Should we share the good news or the other news first? 🍂 Let's start with the good. Happy first day of fall! As the sun rose over Bristlecone Point, the first blushes of yellow were visible in the leaves of quaking aspen along Navajo Loop. ⬇️

A sunrise over a vast landscape of red rock spires, cliffs, and forest. A quaking aspen tree stands at right edge of frame, glowing in morning sun.
🚧 Now for the other news. Yesterday's heavy rainfall (1.92 inches, 8th highest daily rainfall on record) has caused washouts and unsafe conditions along the Wall Street side of Navajo Loop, necessitating a temporary closure of this section of trail.… ⬇️
A sign at the top of a red rock canyon reads CAution! Falling rocks are more common on the next 0.5 miles (0.8 km) of trail than any other trail in the park. Rockfalls are unpredictable, can occur at any time, and may result in serious injury or death. Furthermore, loose pebbels on the trails act like marbles beneath your feet. Prevent broken ankles. Wear hiking boots with lug traciton and ankle support. Consider these ricks when hiking this trail.
✅ At this time the Two Bridges side of Navajo Loop and all other previously open trails remain open. Hikers should be prepared for the likelihood of mud and washouts on all park trails. We'll share further updates as they become available.

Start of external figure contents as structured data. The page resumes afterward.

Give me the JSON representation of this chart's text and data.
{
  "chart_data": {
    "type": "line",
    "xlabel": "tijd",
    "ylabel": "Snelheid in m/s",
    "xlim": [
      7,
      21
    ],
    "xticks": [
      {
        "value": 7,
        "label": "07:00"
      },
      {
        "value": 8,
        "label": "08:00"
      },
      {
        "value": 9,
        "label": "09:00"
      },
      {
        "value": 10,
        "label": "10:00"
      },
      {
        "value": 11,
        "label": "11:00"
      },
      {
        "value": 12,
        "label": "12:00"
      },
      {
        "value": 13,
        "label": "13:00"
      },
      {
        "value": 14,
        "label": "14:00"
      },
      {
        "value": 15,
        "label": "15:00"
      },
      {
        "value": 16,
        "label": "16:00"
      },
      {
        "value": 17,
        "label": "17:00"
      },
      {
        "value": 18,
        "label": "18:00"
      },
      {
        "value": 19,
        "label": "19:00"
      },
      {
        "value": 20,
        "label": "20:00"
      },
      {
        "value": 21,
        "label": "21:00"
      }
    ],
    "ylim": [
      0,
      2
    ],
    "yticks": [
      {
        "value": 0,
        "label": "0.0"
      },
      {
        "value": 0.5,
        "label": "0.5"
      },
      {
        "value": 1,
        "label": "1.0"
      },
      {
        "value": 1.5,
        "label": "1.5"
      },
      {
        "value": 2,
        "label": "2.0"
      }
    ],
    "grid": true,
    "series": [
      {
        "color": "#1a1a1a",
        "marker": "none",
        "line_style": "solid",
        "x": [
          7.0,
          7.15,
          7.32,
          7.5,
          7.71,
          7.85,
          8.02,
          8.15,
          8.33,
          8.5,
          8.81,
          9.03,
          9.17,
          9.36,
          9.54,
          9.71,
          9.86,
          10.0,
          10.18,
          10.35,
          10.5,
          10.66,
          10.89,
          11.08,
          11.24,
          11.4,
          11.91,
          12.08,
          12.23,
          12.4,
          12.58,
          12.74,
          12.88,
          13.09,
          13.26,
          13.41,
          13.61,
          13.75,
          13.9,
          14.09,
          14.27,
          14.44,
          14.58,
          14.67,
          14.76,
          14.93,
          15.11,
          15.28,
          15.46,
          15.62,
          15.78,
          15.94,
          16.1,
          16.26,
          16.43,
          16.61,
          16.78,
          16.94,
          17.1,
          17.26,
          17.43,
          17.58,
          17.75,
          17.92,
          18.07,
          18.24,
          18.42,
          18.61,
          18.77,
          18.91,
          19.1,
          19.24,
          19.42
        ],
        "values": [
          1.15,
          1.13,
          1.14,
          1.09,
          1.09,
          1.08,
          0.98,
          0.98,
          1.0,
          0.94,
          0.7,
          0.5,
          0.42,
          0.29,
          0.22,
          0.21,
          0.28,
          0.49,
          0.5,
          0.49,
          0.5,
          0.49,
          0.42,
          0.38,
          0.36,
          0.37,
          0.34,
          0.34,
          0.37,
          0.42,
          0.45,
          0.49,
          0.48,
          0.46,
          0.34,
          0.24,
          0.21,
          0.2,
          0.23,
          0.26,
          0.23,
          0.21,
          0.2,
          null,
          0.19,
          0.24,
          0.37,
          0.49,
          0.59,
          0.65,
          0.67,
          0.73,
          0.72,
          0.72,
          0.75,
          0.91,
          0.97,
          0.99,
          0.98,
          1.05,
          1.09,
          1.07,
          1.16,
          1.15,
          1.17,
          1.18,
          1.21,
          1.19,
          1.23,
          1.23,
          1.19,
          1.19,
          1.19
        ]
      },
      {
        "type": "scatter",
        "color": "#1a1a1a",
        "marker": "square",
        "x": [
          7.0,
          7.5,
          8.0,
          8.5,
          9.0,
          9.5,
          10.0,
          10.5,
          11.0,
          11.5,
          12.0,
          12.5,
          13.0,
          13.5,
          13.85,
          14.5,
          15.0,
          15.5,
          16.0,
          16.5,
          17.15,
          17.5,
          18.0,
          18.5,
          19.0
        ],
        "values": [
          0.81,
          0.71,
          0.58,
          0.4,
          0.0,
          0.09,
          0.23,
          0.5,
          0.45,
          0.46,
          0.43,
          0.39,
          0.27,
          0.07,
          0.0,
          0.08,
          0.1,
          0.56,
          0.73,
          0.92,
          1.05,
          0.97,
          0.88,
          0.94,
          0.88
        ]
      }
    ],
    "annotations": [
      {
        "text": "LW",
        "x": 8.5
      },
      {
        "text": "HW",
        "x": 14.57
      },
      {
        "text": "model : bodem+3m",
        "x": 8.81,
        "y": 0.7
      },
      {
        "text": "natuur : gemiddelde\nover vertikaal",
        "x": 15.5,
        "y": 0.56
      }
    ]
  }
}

Wooden sign reading Loose rocks, Steep Trails, Boots Recommended. Two hikers step along path beside it. In the background a vast landscape of red rock spires and cliffs beneath a blue sky.
Images of current trail damage along the Wall Street side of Navajo Loop following yesterday's heavy rains. Trail crews are currently at work making repairs to this area while others are assessed. We'll continue to share updates as they become available.…
Hikers travel along trail strewn with rock debris and collapsed retaining walls after flooding event.
Rock debris and collapsed retraining walls along red rock canyon trail after flooding event.
Hiker stands along trail in forested red rock canyon surveying debris flows and trail erosion after flooding event.